I apears that Algorithm trading Firms are slowly moving to SF/Silicon Valley. I see some postings for SF-jobs in this domain. May be they want to use the software talent in this area.
#3. Definitely #3. I mostly model mortgage prepayments and defaults, the housing market, and do econometrics-style forecasts. That's not in any of those books.
Not really. Lakhbir Hayre's Guide to Mortgage-Backed Securities isn't bad. Fabozzi's MBS book is okay, but a bit of a cut-and-paste job. I don't know of anything that deals with the post-2007 environment. Otherwise, just a combination of statistics (GLM, GAM, NLS, etc.) books, time series books (e.g. Durbin & Koopman, and econometrics books (Greene, etc.)
Thanks! I've been recommended Fabozzi's book before but with the caveat that it was quite dry (one person said that he felt like he now understood what ADD felt like).
I'll have to check out Guide to Mortgage-Backed Securities.
I don't think either of those books is very good, so try to borrow before you buy. The best of a bad bunch is still bad.
I never look at Fabozzi's book these days, but I still break out the Guide to MBS for its appendix on mortgage amortization formulas. That's a pretty weak recommendation.
Is it common to have a job in HF trading as C++/infrastructure architect guy, but having no interest in quantitative or any other type of finance? I mean no interest in strategies.
Yes. Most of the people who work in an very HFT firm will be developers and ops people who are good at integrating cutting edge technologies. An understanding of how the exchanges operate is useful but knowledge of finance isn't really required.
Garbage. Many hedge funds only require a BS from a top school. Others, of course, are only looking for PhDs. These exams and certificates, IMHO, are money-making machines (if you need those certs for your job -- like Series exams -- your firm will sponsor it)
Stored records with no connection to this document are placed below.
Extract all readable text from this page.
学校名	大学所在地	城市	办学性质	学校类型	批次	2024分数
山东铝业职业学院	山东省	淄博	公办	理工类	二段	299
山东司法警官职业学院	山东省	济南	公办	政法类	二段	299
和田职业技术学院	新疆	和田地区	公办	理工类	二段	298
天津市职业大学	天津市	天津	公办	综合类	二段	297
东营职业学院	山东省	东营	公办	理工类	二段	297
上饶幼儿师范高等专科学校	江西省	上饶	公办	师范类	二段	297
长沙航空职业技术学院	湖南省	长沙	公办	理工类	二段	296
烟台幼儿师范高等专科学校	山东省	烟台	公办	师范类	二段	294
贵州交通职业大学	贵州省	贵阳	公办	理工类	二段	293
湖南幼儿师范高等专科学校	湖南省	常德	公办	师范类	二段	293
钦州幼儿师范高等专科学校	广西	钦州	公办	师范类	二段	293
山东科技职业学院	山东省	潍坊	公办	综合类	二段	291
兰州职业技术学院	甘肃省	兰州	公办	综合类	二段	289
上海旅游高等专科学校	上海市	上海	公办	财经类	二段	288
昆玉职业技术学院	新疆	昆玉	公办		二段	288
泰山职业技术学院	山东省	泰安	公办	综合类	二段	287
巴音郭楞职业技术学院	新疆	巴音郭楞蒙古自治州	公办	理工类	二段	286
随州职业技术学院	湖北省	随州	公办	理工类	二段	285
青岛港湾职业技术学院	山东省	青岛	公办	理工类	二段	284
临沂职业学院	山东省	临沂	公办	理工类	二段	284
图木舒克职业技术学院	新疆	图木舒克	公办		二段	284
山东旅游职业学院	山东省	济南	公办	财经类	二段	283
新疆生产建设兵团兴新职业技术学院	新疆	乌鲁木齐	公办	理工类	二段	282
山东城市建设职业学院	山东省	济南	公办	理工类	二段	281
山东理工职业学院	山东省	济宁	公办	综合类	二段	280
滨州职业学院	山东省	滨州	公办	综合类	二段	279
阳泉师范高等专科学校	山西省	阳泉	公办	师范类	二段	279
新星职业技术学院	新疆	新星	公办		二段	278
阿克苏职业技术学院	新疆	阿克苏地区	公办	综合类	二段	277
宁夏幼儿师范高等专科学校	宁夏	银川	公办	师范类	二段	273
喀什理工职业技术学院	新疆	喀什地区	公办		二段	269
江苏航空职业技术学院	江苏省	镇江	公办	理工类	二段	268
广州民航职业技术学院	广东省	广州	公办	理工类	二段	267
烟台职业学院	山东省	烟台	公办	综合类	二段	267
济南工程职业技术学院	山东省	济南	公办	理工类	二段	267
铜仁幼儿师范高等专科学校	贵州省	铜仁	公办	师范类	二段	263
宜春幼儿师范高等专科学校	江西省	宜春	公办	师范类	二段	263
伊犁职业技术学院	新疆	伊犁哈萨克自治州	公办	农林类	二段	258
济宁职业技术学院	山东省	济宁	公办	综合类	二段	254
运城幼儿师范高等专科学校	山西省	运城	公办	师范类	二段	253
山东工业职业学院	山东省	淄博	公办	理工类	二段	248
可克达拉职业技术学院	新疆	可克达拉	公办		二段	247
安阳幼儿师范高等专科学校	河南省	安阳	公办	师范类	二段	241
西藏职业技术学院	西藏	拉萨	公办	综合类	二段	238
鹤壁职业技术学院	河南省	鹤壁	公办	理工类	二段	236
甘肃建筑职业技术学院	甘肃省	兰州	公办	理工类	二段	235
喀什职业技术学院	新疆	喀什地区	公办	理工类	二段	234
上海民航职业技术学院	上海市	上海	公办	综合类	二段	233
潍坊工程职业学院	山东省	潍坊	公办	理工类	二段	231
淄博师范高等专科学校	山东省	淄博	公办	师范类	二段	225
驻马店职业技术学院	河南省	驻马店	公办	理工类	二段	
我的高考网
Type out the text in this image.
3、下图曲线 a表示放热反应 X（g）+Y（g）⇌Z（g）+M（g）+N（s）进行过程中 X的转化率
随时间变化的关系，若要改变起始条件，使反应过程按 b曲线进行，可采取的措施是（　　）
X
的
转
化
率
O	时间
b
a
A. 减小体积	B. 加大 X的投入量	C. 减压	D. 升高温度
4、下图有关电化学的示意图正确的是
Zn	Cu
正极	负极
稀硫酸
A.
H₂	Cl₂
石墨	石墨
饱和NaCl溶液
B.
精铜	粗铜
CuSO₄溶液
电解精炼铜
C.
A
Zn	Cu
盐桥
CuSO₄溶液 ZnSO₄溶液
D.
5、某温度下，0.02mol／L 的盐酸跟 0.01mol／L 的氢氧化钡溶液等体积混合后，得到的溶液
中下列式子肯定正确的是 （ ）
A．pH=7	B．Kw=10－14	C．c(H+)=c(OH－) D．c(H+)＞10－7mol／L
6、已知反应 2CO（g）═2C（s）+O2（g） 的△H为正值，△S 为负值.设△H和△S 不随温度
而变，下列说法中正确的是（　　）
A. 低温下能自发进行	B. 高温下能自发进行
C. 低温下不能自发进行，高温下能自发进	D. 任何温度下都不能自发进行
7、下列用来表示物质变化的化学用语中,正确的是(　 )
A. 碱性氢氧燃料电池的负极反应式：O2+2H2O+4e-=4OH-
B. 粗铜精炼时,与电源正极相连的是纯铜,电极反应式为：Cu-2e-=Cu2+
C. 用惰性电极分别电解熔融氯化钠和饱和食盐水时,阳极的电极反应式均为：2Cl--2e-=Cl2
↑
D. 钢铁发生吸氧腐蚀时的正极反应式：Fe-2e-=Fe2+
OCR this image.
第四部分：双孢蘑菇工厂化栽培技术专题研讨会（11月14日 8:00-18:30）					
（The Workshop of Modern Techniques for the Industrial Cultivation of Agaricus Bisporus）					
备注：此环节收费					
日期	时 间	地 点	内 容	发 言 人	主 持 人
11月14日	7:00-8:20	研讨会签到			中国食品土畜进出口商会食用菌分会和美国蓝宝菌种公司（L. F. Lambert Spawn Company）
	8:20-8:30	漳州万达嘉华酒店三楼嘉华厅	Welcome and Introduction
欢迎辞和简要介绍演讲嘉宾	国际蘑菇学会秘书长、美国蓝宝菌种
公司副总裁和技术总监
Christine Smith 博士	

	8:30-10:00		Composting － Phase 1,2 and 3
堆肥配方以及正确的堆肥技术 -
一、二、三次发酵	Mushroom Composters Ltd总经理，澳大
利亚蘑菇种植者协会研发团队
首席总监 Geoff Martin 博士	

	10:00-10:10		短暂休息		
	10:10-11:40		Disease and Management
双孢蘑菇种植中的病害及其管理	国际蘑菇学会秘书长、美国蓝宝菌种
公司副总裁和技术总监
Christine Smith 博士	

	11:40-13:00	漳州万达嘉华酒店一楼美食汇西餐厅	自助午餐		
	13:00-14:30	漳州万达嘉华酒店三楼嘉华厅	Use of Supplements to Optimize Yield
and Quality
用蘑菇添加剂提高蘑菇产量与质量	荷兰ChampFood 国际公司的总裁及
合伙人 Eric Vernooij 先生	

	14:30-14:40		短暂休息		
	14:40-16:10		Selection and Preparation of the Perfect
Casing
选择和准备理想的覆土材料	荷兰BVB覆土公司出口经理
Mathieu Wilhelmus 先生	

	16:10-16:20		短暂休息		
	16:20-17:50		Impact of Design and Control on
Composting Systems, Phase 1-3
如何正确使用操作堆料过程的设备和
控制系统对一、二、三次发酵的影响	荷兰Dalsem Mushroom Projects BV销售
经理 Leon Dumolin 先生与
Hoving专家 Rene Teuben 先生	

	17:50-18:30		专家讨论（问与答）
https://www.quantnet.com/threads/master-reading-list-for-qua...
A few words of advice for anyone interested in this field as a career:
1. I would caution anyone on speculatively learning a new programming language in the hopes of getting a job. Your boss will tell you what to learn when you get hired. Don't ask strangers on the Internet for how to allocate your time.
2. "Quantitative Finance" is a broad field. High-frequency trading and exotic options trading have no overlap. So putting together a list of what-to-learn-to-be-a-quant is really foolish. It's like creating a master knowledge base for all of programming without narrowing the field to web, embedded, gaming, etc.
3. The best way to learn is to get a job in the field. I'm surprised at how often I have to repeat this.